ツインリンクもてぎには、親子で遊んでも充分楽しめるように遊園地ゾーンなども併設されています。
中でも、屋内施設(といっても扉は開け放たれ換気はバッチリです)である、ネットの森sumikaという施設が楽しい!

大人も本気になって遊べるほどの巨大遊具・アスレチック
かなり高さもあるので、全身の筋肉を使って上に登っていきます。
娘はこのアトラクションが大好きで、先月も遊びに来たのですが、また行きたい!と連呼していたのです。

他にも、人生で初めてバイクに乗れる体験や、教習所のように自動車の運転をミニュチュアの街で体験できるアトラクションもあります。オススメです。



娘が大興奮で走り回る姿をベンチで見ていて、ふと思いました。
同じような気持ちで、母から見守ってもらっていたのだろうか?と。

私と母の関係はあまり良好ではありませんでした。
細かく指図されるのが煩わしくて仕方ない。
100点以外生きる価値ナシ。というような勉強至上主義。

母が私に口出ししてくるのがいちいち癪に障ったのです。
いつか家を出てやる。こんな家に住んでいたくない。
そのように思っていたのです。
実際、逃げるように東京に出ました。


しかし…本当にそうなのだろうか?
母は、私が憎くて細かく指図していたのでしょうか?
母を思い出すと嫌な出来事ばかりが思い浮かびますが、楽しい思い出はひとつもないのでしょうか?

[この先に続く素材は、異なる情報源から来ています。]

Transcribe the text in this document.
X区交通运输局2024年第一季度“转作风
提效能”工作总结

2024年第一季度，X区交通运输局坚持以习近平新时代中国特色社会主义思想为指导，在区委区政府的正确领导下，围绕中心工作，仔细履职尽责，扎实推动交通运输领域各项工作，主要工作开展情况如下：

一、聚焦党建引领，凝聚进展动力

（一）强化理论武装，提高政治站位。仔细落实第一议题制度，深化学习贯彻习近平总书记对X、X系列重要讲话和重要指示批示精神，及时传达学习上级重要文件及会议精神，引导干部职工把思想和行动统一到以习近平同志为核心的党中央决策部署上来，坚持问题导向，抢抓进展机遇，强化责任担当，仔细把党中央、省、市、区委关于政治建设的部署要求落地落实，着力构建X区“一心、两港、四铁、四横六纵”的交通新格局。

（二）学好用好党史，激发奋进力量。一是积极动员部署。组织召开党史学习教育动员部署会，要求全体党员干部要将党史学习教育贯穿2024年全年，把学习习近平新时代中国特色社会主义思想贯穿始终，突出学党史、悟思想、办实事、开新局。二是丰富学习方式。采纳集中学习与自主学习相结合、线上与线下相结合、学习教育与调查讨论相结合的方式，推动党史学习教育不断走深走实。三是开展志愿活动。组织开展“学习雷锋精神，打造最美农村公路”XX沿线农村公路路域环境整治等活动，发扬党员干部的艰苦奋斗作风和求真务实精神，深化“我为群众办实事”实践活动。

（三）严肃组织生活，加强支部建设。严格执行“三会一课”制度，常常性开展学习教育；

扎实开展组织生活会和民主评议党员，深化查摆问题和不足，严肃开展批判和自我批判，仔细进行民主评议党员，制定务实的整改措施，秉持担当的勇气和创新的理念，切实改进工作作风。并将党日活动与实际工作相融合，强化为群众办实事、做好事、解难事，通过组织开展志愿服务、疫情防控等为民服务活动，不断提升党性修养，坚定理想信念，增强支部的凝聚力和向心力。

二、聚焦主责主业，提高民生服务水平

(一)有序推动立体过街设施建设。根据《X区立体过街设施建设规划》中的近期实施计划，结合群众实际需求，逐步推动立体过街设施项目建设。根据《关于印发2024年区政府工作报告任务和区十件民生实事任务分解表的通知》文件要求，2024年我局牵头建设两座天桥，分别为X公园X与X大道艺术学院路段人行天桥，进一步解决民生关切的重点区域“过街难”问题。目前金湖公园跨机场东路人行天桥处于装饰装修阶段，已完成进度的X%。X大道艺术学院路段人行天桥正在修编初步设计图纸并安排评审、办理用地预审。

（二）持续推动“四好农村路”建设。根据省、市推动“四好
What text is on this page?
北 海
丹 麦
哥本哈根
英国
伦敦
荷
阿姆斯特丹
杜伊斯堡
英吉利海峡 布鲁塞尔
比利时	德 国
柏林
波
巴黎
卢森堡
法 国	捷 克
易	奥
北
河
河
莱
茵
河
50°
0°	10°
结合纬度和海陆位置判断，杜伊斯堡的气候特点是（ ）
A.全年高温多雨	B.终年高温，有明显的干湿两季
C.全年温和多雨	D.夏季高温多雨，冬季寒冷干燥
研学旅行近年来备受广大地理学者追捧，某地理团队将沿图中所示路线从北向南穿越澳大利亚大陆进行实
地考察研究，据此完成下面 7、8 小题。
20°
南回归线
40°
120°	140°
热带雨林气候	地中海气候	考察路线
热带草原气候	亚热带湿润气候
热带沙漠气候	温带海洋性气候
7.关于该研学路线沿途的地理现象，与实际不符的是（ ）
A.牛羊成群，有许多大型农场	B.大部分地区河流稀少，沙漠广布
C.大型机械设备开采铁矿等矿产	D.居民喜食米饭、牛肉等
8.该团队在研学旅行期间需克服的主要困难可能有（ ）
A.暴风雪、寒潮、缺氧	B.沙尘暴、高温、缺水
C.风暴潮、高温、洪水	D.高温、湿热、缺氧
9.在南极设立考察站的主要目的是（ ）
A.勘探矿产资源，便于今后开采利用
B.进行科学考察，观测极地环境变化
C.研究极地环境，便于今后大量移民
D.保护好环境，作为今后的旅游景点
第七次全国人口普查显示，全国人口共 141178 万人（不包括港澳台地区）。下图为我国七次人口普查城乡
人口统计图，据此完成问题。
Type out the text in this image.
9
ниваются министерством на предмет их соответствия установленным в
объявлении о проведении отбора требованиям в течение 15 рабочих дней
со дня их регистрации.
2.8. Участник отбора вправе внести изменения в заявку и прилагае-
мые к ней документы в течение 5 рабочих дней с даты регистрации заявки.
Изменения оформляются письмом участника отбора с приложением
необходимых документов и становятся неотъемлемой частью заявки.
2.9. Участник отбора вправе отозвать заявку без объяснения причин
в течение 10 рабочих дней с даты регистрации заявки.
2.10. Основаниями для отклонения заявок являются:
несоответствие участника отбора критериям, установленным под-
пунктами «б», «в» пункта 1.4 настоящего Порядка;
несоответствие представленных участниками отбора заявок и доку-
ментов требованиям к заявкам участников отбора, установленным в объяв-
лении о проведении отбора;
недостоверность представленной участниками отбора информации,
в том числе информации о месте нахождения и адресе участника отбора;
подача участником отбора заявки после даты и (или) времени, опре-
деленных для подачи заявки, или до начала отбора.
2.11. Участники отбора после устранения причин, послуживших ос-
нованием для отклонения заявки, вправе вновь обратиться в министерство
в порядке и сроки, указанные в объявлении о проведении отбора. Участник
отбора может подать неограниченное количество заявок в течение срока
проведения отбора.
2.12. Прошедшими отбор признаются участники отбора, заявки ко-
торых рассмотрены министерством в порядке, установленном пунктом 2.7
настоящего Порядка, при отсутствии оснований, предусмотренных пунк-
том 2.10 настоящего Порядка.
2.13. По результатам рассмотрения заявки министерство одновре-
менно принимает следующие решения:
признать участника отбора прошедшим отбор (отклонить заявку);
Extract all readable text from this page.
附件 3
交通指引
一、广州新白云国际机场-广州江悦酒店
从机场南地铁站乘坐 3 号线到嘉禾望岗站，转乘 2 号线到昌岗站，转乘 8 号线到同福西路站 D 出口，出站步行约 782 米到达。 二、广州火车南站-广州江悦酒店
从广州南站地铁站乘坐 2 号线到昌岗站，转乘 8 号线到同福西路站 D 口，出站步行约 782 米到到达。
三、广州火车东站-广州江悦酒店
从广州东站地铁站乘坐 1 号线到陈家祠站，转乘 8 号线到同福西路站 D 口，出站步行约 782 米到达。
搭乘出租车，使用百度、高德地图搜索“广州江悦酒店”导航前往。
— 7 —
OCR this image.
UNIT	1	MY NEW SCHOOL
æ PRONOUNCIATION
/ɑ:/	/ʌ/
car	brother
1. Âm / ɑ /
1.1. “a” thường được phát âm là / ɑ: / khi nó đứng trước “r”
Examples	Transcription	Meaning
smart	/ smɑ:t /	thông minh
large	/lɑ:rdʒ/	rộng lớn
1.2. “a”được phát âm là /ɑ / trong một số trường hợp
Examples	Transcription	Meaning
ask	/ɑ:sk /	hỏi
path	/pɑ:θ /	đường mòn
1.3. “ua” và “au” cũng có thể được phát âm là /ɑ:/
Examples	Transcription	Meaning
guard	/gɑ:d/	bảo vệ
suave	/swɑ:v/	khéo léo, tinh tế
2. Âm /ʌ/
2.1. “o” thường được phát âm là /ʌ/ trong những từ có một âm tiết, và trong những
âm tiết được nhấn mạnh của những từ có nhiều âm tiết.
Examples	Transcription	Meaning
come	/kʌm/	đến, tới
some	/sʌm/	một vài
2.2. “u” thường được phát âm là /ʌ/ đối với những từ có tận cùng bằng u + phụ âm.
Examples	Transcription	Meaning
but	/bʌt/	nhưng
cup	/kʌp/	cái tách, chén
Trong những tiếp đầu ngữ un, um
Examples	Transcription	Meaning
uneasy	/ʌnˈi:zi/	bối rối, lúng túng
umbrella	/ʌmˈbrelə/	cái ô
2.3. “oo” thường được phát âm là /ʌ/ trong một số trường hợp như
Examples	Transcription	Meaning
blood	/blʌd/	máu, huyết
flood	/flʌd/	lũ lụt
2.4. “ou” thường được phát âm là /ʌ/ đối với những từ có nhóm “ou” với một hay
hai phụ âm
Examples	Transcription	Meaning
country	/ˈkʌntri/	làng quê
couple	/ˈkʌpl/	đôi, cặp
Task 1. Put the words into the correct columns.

人間というのはとても不思議で、巧妙な自己防衛本能を備えています。
母とのあいだにも、とても温かい、優しい思い出はあります。
しかし、嫌な出来事ばかりが表面に来るように仕組みます。すると、母は悪人、私は悪人の仕打ちから耐えた善人。という単純な構図が出来上がるのです。
悪人の仕打ちから逃げるために家を出たのだ。悪人なのだから、介護などの面倒を見るなんてとんでもない。
というように、自己正当化がどんどん始まるようになります。

私は悪人なんていないと思っています。
同様に、善人もいないでしょう。
そこにいるのは一人の人間なのです。悪い事も良い事もします。一人の人間です。


最近、母との日々をよく思い出します。
一緒に伊豆に旅行に行った事・沖縄に行った事・北海道旅行をした事。
確かに細かい事を言う母でしたが、一緒にいて安らぐ瞬間が確かにありました。
奥底に封印していたかのような…温かい記憶。
この歳になって私は、ようやく取り戻す事ができました。

あの時の母は、テストの点数でガミガミ言っていた母は30代前半でした。
そりゃ仕方ないよね。


子供を見ていると、自分の子供の頃の記憶にアクセスできます。
そして、それが先祖代々受け継がれてきたような、見守ってくれていたという温かい気持ちとともに、自分自身の存在証明をより強固なものにしてくれます。
そう、私はここにいるのだ。自分自身の存在をはっきり認識できるのだ。

だからこそ、過去と未来・内側と外側をつなぐ事ができる。
すべては愛から始まっている。

そんなことを感じた44歳の誕生日でした。